Desde que lo conozco, hace ya algunos ayeres, Manuel Gil Antón trae consigo
la siguiente idea: “la escala de observación hace al fenómeno”. Para él ese
principio metodológico es casi un emblema, pero sabe de lo que habla, entre
otras cosas porque es filósofo doctorado en epistemología. Por mi parte, y sólo
para embromarlo, siempre que puedo lo acuso de relativista cognitivo, o sea de
posmoderno.
Pero en mi fuero interno sé que no le falta razón, sobre todo cuando
recomienda variar el ángulo de análisis para enriquecer la pauta de observación
de los fenómenos y procesos sociales. Modificar el punto de perspectiva, variar
las escalas de observación, así como experimentar con diversos cortes en la
concentración de resultados puede servir, de hecho es muy útil, para renovar las
vías de interpretación y de debate sobre procesos de esa naturaleza, por ejemplo
los que conciernen al gran tema eduativo.
En el análisis de la cobertura de la educación superior que, como se sabe, es
fundamentalmente un tema relativo a la oferta y demanda de servicios de ese tipo
educativo escolar, generalmente se toman en cuenta dos escalas de medición: la
que corresponde al nivel nacional y la que se refiere al nivel de las entidades
federativas.

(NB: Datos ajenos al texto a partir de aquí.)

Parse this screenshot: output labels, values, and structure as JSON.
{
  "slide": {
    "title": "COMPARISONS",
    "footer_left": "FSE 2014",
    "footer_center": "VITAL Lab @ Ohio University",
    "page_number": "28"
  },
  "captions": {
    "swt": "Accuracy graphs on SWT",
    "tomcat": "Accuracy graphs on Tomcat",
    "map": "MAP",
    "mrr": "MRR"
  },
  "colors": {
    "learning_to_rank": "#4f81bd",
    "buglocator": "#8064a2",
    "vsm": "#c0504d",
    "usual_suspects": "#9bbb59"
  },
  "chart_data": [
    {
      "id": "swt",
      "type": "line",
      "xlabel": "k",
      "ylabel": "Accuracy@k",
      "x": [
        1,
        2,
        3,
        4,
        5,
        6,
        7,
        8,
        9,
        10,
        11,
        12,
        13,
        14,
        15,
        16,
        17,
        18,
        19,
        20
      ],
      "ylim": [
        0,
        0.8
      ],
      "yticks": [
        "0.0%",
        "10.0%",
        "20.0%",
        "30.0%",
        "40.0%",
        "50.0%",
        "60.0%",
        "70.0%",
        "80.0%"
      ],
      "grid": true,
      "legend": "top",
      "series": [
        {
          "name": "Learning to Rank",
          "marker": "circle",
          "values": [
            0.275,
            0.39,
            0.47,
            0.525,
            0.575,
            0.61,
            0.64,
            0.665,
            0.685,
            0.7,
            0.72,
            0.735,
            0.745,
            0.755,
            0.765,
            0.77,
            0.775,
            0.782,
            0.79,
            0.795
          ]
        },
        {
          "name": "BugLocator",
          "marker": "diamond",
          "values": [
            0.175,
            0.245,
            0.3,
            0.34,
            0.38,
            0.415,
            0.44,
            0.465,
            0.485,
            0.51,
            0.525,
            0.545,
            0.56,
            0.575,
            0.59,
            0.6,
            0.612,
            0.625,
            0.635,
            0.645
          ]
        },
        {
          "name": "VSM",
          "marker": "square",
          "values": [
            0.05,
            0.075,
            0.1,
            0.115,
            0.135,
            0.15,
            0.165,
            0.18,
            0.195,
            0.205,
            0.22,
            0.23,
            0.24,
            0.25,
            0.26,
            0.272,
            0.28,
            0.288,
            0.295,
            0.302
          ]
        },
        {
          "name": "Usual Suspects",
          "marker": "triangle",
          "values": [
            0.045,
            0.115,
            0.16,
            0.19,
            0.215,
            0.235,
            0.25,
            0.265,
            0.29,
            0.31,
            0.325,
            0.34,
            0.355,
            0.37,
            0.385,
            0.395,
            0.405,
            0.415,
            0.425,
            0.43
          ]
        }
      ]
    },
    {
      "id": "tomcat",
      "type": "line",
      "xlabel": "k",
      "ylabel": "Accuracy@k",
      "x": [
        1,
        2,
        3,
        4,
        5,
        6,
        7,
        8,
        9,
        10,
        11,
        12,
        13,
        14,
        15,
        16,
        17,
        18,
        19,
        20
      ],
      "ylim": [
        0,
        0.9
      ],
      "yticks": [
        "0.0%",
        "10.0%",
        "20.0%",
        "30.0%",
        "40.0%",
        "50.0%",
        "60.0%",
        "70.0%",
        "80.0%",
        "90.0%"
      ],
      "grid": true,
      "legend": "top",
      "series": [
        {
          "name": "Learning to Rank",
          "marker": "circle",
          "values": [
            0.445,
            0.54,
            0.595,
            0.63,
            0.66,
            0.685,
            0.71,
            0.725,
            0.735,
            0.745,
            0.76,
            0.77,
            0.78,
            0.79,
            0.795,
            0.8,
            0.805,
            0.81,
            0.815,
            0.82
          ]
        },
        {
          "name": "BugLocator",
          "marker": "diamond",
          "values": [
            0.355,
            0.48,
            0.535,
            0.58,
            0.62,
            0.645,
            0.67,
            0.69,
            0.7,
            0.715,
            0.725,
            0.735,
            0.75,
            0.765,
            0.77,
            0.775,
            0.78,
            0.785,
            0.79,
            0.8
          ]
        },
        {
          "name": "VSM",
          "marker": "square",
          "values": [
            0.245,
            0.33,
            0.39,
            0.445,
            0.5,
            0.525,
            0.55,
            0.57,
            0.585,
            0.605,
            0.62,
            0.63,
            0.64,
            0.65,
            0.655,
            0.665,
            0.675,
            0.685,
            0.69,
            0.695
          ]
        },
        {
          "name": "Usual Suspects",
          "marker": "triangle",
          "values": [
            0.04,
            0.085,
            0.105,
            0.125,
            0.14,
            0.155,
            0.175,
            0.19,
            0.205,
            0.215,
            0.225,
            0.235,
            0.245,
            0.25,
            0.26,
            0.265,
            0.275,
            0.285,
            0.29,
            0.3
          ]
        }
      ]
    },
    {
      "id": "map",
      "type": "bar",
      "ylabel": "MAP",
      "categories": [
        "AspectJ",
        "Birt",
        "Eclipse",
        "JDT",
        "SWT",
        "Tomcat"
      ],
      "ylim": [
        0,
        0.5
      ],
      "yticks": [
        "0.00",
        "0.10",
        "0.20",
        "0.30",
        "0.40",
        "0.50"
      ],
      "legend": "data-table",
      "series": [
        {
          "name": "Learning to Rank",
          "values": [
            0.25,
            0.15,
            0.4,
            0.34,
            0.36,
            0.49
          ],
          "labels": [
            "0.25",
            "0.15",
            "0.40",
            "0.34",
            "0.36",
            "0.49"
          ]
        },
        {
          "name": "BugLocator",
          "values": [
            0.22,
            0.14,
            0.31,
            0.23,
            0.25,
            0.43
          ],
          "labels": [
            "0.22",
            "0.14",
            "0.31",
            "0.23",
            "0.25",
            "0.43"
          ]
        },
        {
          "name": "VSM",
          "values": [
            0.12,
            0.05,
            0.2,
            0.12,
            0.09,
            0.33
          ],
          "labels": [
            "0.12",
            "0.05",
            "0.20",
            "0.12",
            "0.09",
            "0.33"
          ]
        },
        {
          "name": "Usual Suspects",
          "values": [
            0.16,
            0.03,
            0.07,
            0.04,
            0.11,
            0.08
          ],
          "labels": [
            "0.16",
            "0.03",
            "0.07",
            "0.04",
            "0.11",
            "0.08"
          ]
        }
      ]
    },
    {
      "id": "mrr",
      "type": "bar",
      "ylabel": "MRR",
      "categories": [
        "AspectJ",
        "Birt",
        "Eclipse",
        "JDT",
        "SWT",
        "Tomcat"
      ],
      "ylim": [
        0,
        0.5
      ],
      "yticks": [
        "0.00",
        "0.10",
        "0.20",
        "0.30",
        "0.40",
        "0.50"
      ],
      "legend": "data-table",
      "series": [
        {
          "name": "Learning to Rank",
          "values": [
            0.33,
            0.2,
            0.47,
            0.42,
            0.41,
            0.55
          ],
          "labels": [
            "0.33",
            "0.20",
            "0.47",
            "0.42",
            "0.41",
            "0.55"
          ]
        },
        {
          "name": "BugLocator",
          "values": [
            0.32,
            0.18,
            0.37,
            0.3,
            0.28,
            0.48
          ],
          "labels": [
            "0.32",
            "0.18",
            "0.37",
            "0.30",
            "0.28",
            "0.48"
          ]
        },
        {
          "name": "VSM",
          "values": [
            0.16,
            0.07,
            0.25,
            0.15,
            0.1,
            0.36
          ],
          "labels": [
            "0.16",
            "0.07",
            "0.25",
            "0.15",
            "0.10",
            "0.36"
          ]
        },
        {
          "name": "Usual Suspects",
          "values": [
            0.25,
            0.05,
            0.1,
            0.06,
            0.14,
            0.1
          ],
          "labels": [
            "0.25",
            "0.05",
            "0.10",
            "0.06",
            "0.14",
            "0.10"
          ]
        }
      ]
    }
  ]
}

Hoy se afirma, por ejemplo, que en el país se ha alcanzado una tasa
bruta de cobertura equivalente a un tercio de la población entre 19 y 23 años.
Aunque se discute la precisión del dato, en particular las razones para agregar
en el mismo a la matrícula no escolarizada o a la matrícula de posgrado, se
coincide en que décimas más o décimas menos por ahí anda la cosa.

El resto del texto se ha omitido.